Самым что ни на есть отпетым уголовникам, обозленным на всех и вся, впору ли так вот поступить? Но в том-то и весь трагизм, что на преступный сговор сознательно, бестрепетно шли не рецидивисты, а молодые люди, из которых самой старшей — Васиной Наталье — двадцать пять, Серегиной — девятнадцать. Только вступали в жизнь семнадцатилетние Паршин и Малевский и совсем юная, школьного возраста, Васина Лена. С гнильцой оказалась душа и у этого существа с наивными, ангельски чистыми глазами. На скамье подсудимых Лены не было лишь потому, что на момент сговора не достигла шестнадцати.

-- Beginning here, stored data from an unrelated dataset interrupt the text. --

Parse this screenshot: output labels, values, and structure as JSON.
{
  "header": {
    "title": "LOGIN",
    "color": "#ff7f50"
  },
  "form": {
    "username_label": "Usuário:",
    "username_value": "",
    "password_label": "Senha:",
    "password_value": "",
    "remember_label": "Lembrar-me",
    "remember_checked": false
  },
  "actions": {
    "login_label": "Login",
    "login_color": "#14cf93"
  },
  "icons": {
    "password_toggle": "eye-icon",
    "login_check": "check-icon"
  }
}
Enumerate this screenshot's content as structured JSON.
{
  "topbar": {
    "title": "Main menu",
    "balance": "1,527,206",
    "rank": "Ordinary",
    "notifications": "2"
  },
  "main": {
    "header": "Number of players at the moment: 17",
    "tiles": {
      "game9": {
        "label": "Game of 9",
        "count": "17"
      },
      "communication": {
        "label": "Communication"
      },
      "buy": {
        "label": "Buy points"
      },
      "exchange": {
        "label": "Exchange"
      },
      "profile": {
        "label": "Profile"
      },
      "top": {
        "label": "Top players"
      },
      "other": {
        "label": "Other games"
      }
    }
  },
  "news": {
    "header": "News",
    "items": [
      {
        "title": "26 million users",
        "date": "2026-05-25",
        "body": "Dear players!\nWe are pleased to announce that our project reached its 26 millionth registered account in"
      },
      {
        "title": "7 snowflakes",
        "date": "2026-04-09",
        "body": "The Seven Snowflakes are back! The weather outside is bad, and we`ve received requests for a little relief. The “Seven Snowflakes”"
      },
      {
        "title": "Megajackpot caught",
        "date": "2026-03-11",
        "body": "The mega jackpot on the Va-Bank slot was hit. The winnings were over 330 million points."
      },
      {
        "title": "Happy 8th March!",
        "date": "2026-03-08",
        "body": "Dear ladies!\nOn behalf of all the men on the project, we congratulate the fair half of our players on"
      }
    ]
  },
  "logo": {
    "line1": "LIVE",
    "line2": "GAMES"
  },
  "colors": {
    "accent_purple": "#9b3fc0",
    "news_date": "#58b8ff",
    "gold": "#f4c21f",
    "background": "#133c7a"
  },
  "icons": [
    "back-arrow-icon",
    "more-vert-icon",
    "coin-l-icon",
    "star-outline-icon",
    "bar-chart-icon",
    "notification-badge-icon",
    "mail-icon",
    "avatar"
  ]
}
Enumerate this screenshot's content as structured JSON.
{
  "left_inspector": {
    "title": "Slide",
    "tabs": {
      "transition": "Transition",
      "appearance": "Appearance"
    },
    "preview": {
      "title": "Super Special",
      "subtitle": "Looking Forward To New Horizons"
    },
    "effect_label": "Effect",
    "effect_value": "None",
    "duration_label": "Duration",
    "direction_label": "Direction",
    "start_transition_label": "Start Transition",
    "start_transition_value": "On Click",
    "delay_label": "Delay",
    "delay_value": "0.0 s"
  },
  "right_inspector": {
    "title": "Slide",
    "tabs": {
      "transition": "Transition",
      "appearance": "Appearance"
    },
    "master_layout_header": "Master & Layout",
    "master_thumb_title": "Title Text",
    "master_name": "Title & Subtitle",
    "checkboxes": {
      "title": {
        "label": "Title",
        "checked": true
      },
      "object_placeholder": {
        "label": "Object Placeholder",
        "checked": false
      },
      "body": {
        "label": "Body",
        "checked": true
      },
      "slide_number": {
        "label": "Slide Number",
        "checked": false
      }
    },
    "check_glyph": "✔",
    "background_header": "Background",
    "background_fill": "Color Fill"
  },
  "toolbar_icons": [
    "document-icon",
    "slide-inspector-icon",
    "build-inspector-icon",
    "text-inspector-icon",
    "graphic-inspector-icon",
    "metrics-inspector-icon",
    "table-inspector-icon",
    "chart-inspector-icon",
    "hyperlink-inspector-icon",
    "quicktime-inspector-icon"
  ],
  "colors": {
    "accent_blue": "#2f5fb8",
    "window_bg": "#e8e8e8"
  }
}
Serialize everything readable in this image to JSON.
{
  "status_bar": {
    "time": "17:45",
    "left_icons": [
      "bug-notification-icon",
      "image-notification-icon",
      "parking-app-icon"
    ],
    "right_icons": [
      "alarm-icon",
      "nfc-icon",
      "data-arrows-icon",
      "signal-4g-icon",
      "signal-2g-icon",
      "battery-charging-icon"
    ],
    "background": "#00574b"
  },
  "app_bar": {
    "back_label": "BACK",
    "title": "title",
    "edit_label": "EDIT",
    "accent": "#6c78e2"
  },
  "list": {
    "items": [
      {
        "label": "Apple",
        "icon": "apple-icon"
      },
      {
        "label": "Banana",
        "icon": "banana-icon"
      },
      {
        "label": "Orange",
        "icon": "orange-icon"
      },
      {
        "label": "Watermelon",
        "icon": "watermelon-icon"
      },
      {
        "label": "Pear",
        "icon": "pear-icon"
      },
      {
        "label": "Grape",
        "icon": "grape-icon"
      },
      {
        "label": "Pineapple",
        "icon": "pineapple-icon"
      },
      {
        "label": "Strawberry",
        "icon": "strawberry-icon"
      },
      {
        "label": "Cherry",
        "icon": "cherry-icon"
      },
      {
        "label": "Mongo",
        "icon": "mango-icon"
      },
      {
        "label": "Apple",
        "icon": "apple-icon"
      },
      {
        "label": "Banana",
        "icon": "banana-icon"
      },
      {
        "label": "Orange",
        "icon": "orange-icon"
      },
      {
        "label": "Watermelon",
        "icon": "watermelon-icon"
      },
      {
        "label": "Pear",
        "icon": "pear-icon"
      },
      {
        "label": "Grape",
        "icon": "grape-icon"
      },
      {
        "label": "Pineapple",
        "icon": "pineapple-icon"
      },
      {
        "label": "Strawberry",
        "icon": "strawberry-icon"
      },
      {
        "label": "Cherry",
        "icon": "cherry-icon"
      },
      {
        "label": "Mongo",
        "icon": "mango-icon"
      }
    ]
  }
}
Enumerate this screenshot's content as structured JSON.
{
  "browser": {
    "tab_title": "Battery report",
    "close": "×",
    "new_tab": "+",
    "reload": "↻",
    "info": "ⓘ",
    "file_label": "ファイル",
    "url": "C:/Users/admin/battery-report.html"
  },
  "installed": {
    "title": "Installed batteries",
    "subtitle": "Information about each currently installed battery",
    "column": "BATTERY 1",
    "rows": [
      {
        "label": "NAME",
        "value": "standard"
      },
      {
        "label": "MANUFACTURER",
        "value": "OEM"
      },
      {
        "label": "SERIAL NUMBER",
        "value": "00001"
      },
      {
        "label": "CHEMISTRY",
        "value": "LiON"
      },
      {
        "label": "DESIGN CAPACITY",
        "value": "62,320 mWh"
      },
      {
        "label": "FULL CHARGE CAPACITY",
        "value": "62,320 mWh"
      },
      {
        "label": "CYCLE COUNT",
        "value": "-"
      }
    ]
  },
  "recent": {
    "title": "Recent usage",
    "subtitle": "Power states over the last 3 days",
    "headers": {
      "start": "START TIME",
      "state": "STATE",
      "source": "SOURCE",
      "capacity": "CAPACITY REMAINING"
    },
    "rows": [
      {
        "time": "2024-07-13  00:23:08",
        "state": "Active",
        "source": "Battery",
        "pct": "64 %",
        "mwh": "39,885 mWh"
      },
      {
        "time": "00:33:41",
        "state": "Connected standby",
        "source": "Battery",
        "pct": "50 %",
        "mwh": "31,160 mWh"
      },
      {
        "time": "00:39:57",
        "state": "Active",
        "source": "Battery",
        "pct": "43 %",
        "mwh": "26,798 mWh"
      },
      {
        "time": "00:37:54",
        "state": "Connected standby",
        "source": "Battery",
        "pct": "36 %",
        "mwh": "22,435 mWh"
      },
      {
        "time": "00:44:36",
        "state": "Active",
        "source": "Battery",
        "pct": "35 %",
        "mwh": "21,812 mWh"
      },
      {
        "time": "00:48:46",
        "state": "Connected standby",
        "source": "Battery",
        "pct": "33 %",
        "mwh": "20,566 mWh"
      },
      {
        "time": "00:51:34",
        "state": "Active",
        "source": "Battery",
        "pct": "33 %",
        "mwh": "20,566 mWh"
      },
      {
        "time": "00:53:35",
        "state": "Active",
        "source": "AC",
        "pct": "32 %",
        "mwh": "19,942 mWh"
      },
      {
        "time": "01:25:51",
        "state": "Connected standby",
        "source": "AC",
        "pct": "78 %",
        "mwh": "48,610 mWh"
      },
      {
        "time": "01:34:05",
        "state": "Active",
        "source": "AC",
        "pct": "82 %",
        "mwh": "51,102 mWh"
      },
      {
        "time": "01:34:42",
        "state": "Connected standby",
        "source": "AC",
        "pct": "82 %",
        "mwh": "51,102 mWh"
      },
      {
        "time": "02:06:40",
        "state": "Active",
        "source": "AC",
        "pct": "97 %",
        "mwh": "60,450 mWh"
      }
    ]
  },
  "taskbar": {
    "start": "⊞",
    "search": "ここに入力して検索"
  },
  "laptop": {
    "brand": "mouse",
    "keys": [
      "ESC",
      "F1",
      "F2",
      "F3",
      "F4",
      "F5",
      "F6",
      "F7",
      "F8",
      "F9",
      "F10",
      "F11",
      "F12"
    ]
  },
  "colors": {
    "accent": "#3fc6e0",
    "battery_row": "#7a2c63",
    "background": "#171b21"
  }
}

С ней первой поделился Артамонов страшной вестью сразу же после преступления, вызвав на улицу, похвастал добытой шапкой:
— Грамотный мех? — спросил цинично.
— Фу, кроличья, — сморщилась Лена, прослывшая в компании знатоком мехов.
И Артамонов швырнул шапку в сторону мусорного ящика.
Предложил тут же «щедрым» жестом часы. Взяла, осмотрела, подумала — «немодные». Но своих не было, и благосклонно приняла «подарок»:
— Ну, давай.
Потом на лестничной площадке мокрой тряпкой стирала кровь с рук Артамонова, с отворотов пальто, с гордостью продемонстрировала Серегиной «подарок».
Тут оторопь берет невольно: да как же это — вот так вот и не содрогнулась девочка, не испугалась, не прониклась состраданием к тому, в кого вонзил нож убийца?
— Чего мне бояться? — смотрела на следователей с удивлением. — Я никого не убивала. Пусть Артамонов боится… А что касается убитого — он мне чужой.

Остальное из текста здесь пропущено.